CONCEPT Cited by 1 source
Prompt prefix caching¶
Definition¶
Prompt prefix caching is a cost and latency optimization where LLM providers reuse the KV-cache from a previous inference call if the current call's prompt shares an identical byte prefix with the previous call. Only the new tokens (after the shared prefix) need full processing.
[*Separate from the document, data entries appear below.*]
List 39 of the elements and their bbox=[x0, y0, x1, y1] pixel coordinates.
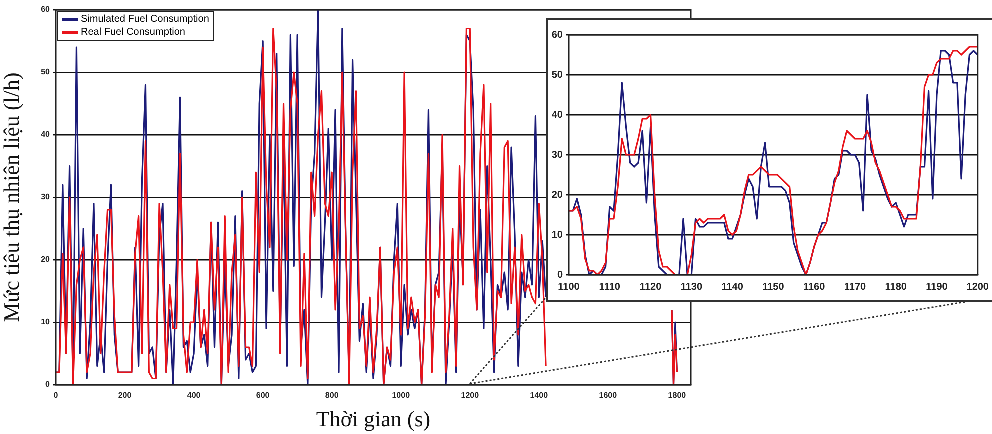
x-tick-label: 1600 bbox=[599, 391, 618, 400]
y-tick-label: 50 bbox=[41, 68, 51, 77]
legend-label: Real Fuel Consumption bbox=[81, 27, 186, 38]
x-tick-label: 800 bbox=[325, 391, 340, 400]
x-tick-label: 1200 bbox=[966, 282, 990, 293]
x-tick-label: 1190 bbox=[926, 282, 948, 293]
x-tick-label: 400 bbox=[187, 391, 202, 400]
x-tick-label: 1150 bbox=[762, 282, 785, 293]
y-tick-label: 60 bbox=[41, 5, 51, 14]
x-tick-label: 1130 bbox=[680, 282, 703, 293]
x-tick-label: 1400 bbox=[530, 391, 549, 400]
y-tick-label: 30 bbox=[552, 150, 564, 161]
x-tick-label: 200 bbox=[118, 391, 132, 400]
y-tick-label: 40 bbox=[552, 110, 564, 121]
y-tick-label: 0 bbox=[557, 270, 564, 281]
y-tick-label: 20 bbox=[552, 190, 564, 201]
y-tick-label: 0 bbox=[46, 380, 51, 390]
y-axis-title: Mức tiêu thụ nhiên liệu (l/h) bbox=[0, 72, 24, 322]
x-tick-label: 1200 bbox=[461, 391, 480, 400]
x-axis-title: Thời gian (s) bbox=[316, 406, 431, 432]
x-tick-label: 1120 bbox=[640, 282, 662, 293]
x-tick-label: 1800 bbox=[668, 391, 687, 400]
x-tick-label: 0 bbox=[54, 391, 59, 400]
x-tick-label: 1110 bbox=[599, 282, 621, 293]
x-tick-label: 600 bbox=[256, 391, 270, 400]
y-tick-label: 60 bbox=[552, 30, 564, 41]
y-tick-label: 10 bbox=[41, 318, 51, 327]
y-tick-label: 50 bbox=[552, 70, 564, 81]
y-tick-label: 20 bbox=[41, 255, 51, 264]
x-tick-label: 1170 bbox=[844, 282, 866, 293]
x-tick-label: 1000 bbox=[392, 391, 411, 400]
x-tick-label: 1180 bbox=[885, 282, 908, 293]
x-tick-label: 1140 bbox=[722, 282, 744, 293]
legend-label: Simulated Fuel Consumption bbox=[81, 14, 210, 25]
y-tick-label: 30 bbox=[41, 192, 51, 202]
y-tick-label: 40 bbox=[41, 130, 51, 140]
x-tick-label: 1160 bbox=[803, 282, 826, 293]
x-tick-label: 1100 bbox=[558, 282, 580, 293]
y-tick-label: 10 bbox=[552, 230, 564, 241]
This is not a context-management technique — the model sees the same context with or without caching. It's a cost and latency win that compounds with iteration count: the longer a task runs, the more the cache pays off. (Source: sources/2026-06-18-atlassian-long-horizon-reasoning-engine)
Provider behaviour¶
- OpenAI and Gemini: Implicit prefix caching — the provider automatically detects and reuses byte-identical prefixes.
- Anthropic: Explicit opt-in — the caller places
cache_controlmarkers at layer boundaries to signal which prefixes should be cached.
Design implication: layer ordering¶
To maximise cache hit rates, assemble prompts from most stable to most volatile:
- Static system prompt (identical across all runs)
- Stable session context (org, user, timezone, skill instructions — stable for session duration)
- Conversation history (grows, but earlier turns are immutable)
- Turn-dependent context (current iteration's tool results)
This ordering ensures the longest possible byte-identical prefix between consecutive iterations.
Seen in¶
- sources/2026-06-18-atlassian-long-horizon-reasoning-engine —
Atlassian Long Horizon places explicit
cache_controlmarkers at system, stable-context, and last-history boundaries for Anthropic; relies on implicit caching for OpenAI/Gemini. In a 150-iteration loop, most iterations only process fresh tokens (a tool result + the model's next reasoning step) from scratch.